11Set – Um PT sem autonomia partidária
Na postagem anterior vimos que após várias tentativas, a Executiva do PT em Campina Grande finalmente conseguiu se reunir, em caráter extraordinário, para definir a comissão responsável pela organização do PED-2009.
Mas uma questão não pode ser deixada de lado pela gravidade de suas implicações para o futuro do nosso partido nesta cidade. Infelizmente esta reunião já deveria ter ocorrido a um bom tempo atrás, onde várias vezes foi marcada pra encaminhar o processo eleitoral interno, mas que não aconteceu por falta de quorum dos membros da Executiva Municipal. Lembrando que desde o ano passado foi estabelecido um calendário regular de reuniões mensais, mas que não se cumpre tal agenda.
Hoje, quase todos os membros da Executiva estão no governo municipal ou estadual assumindo cargos de confiança. Lamentável é constatar que neste caso, está no poder necessariamente não se reverteu em benefício para o partido, já que as prioridades do mesmo passam a ser ditadas unicamente pela agenda e interesses do PMDB, mais precisamente dos maranhistas.
Esta é uma postura politicamente danosa para o futuro do partido, esta de defender apenas um “emprego” em detrimento dos interesses coletivos. Isso vai de encontro a tudo que construímos ao longo da história de nosso partido. O grupo que hoje detém maioria no partido, com esse comportamento, joga no lixo uma bela história de construção partidária de tantas pessoas ao longo de mais de 20 anos, e transforma o PT em moeda de troca de interesses particulares deixando a sociedade campinense sem um instrumento de construção de cidadania.

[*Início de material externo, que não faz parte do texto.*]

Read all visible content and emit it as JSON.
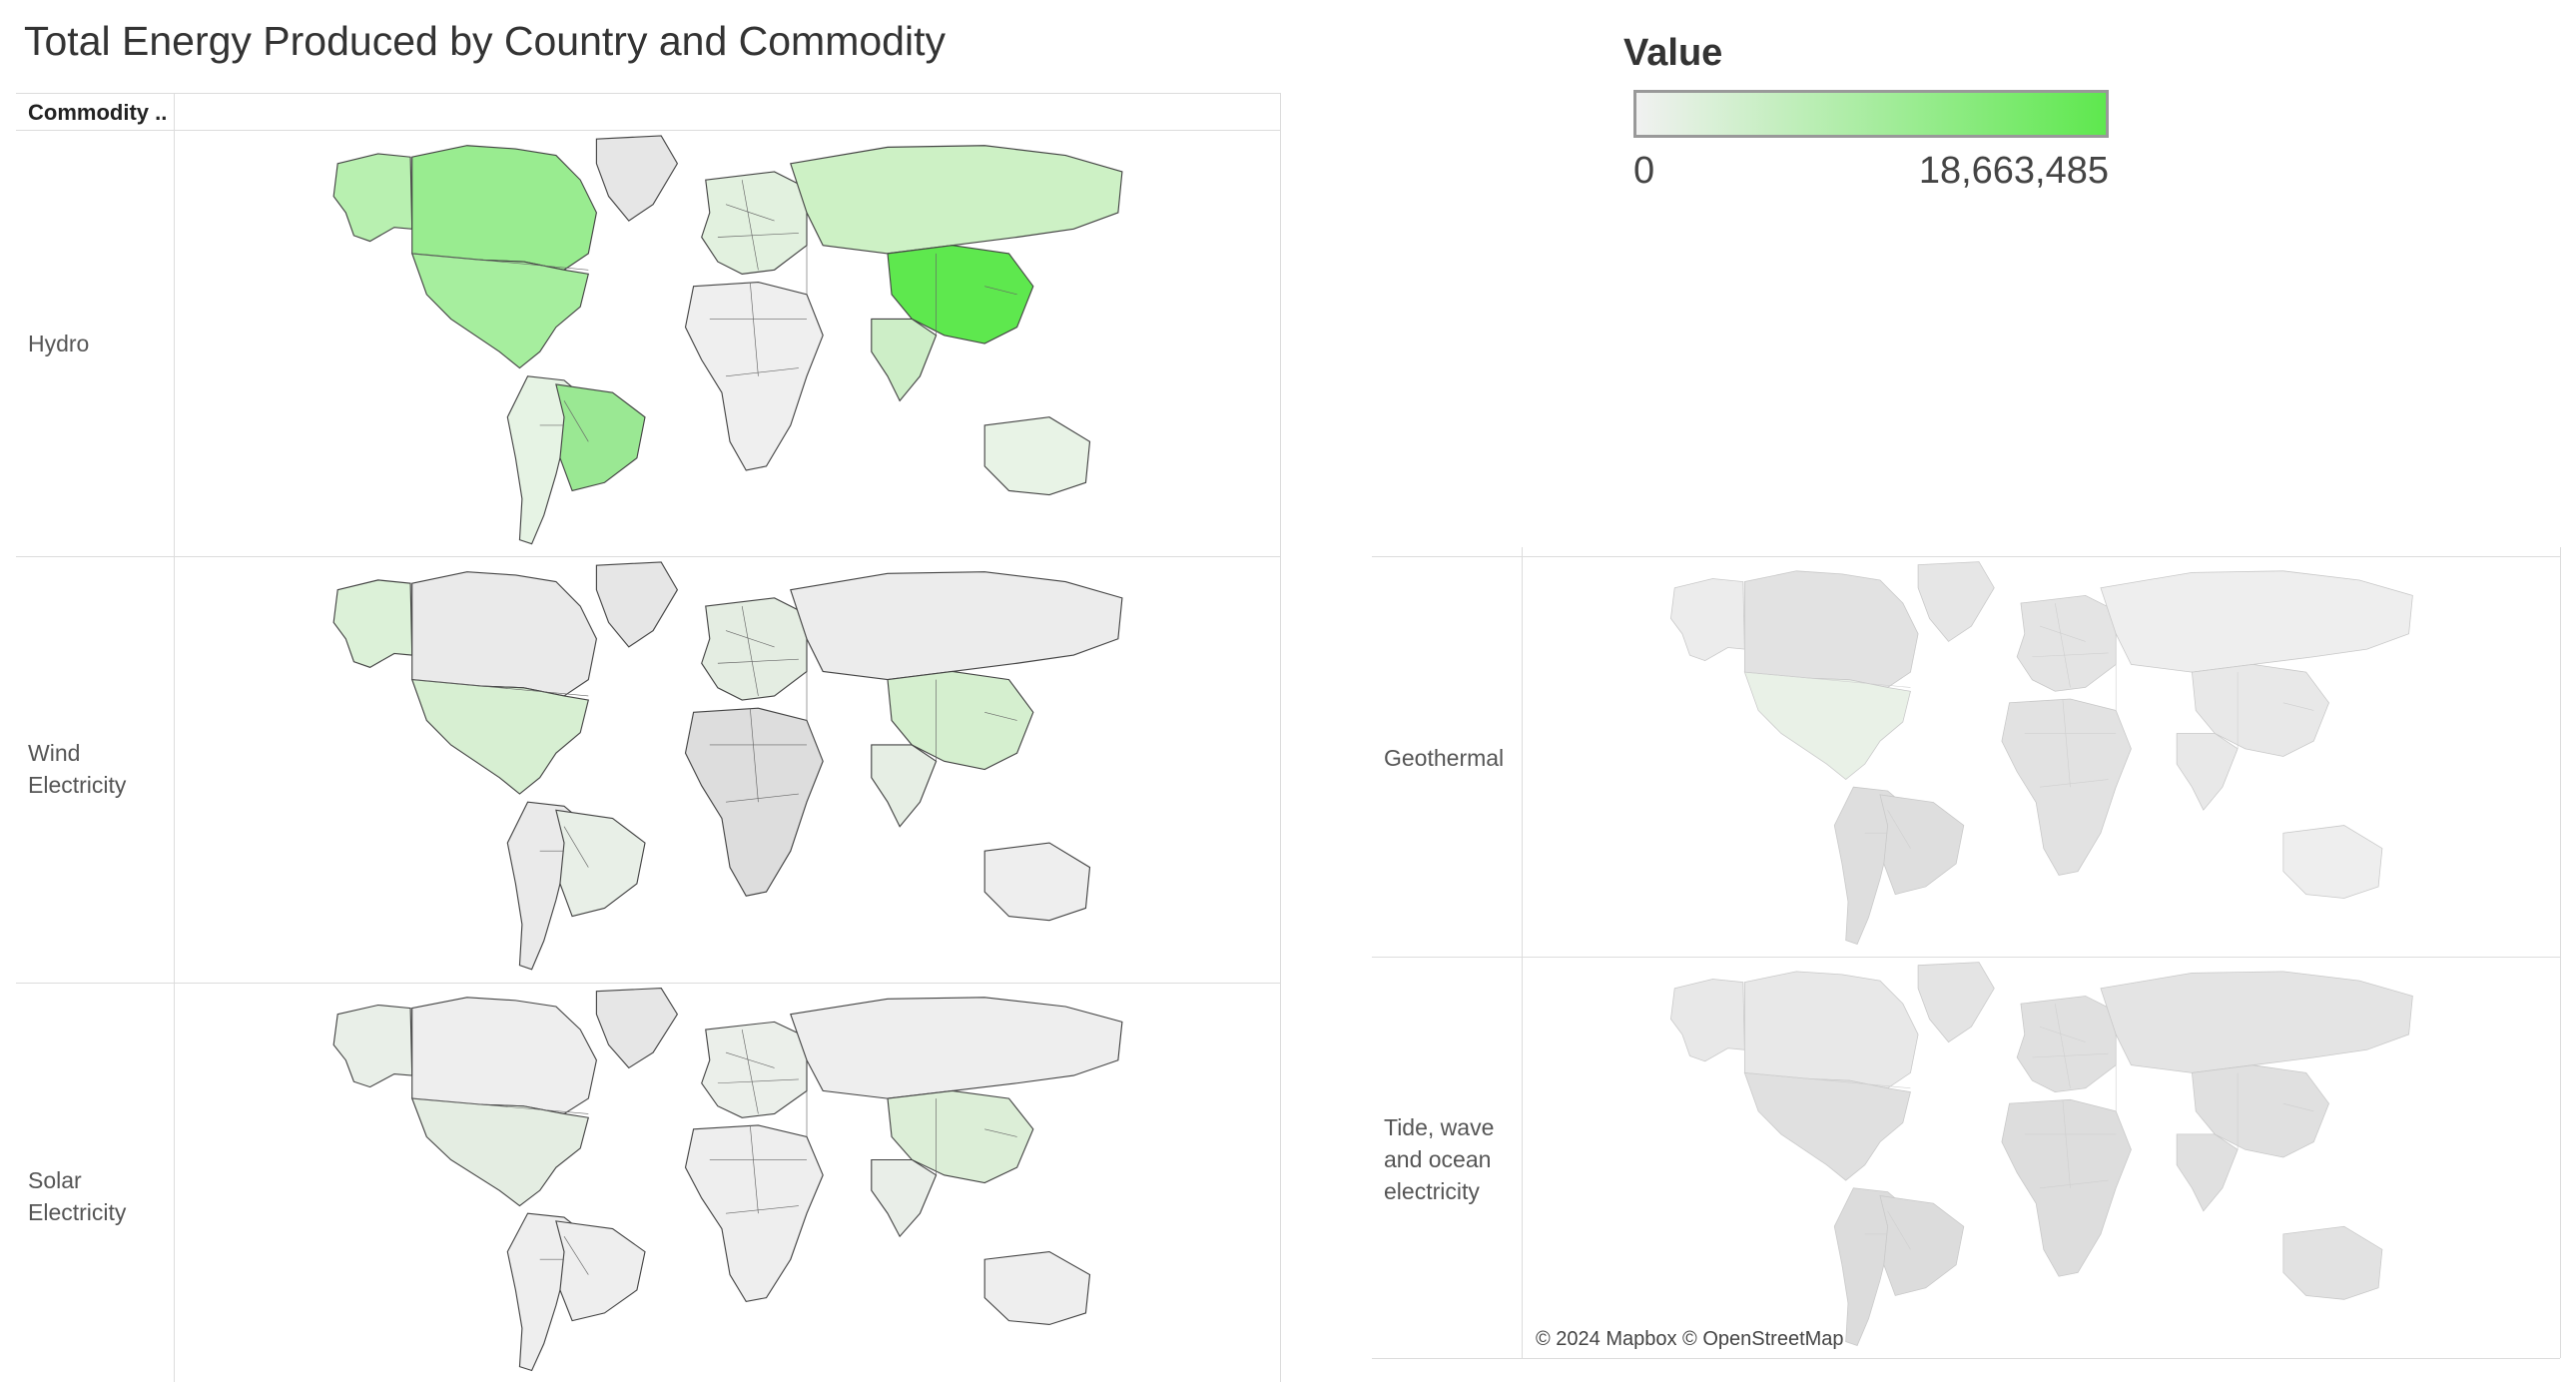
{
  "title": "Total Energy Produced by Country and Commodity",
  "column_header": "Commodity ..",
  "legend": {
    "title": "Value",
    "min": "0",
    "max": "18,663,485",
    "color_low": "#f1f1f1",
    "color_high": "#5ee84e"
  },
  "attribution": "© 2024 Mapbox © OpenStreetMap",
  "panels": [
    {
      "label": "Hydro",
      "shades": {
        "namerica": "#a6ee9e",
        "canada": "#99ec90",
        "alaska": "#b8f0b0",
        "samerica": "#e6f3e4",
        "brazil": "#9ae893",
        "europe": "#e2f1df",
        "russia": "#cdf1c5",
        "china": "#5ee84e",
        "india": "#cdeec7",
        "africa": "#efefef",
        "australia": "#e8f3e6",
        "greenland": "#e6e6e6"
      }
    },
    {
      "label": "Wind Electricity",
      "shades": {
        "namerica": "#d7efd2",
        "canada": "#eaeaea",
        "alaska": "#dcf1d8",
        "samerica": "#eaeaea",
        "brazil": "#e8efe7",
        "europe": "#e4ede2",
        "russia": "#ececec",
        "china": "#d5efcf",
        "india": "#e6eee4",
        "africa": "#dddddd",
        "australia": "#eeeeee",
        "greenland": "#e6e6e6"
      }
    },
    {
      "label": "Solar Electricity",
      "shades": {
        "namerica": "#e4ede2",
        "canada": "#eeeeee",
        "alaska": "#e9efe8",
        "samerica": "#eeeeee",
        "brazil": "#eeeeee",
        "europe": "#ebefea",
        "russia": "#eeeeee",
        "china": "#dceed7",
        "india": "#e9eee8",
        "africa": "#eeeeee",
        "australia": "#eeeeee",
        "greenland": "#e6e6e6"
      }
    },
    {
      "label": "Geothermal",
      "shades": {
        "namerica": "#e9f1e7",
        "canada": "#e2e2e2",
        "alaska": "#ececec",
        "samerica": "#dedede",
        "brazil": "#dedede",
        "europe": "#e4e4e4",
        "russia": "#eeeeee",
        "china": "#e8e8e8",
        "india": "#e8e8e8",
        "africa": "#e2e2e2",
        "australia": "#eeeeee",
        "greenland": "#e6e6e6"
      }
    },
    {
      "label": "Tide, wave and ocean electricity",
      "shades": {
        "namerica": "#e0e0e0",
        "canada": "#e8e8e8",
        "alaska": "#e8e8e8",
        "samerica": "#dcdcdc",
        "brazil": "#dcdcdc",
        "europe": "#e0e0e0",
        "russia": "#e4e4e4",
        "china": "#e0e0e0",
        "india": "#e0e0e0",
        "africa": "#dddddd",
        "australia": "#e2e2e2",
        "greenland": "#e4e4e4"
      }
    }
  ]
}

O Código de Ética do Partido prevê isso e determina que os membros da Executiva do partido não podem assumir cargos no governo na mesma instância de gestão, ou seja, quem está na Executiva Municipal não pode assumir cargos de confiança no governo municipal e o mesmo vale pra quem é da Executiva Estadual que não pode assim, compor o governo estadual. E não é isto que estamos vendo atualmente no partido, onde passa-se por cima das normas sem nenhum constrangimento. É um vale tudo!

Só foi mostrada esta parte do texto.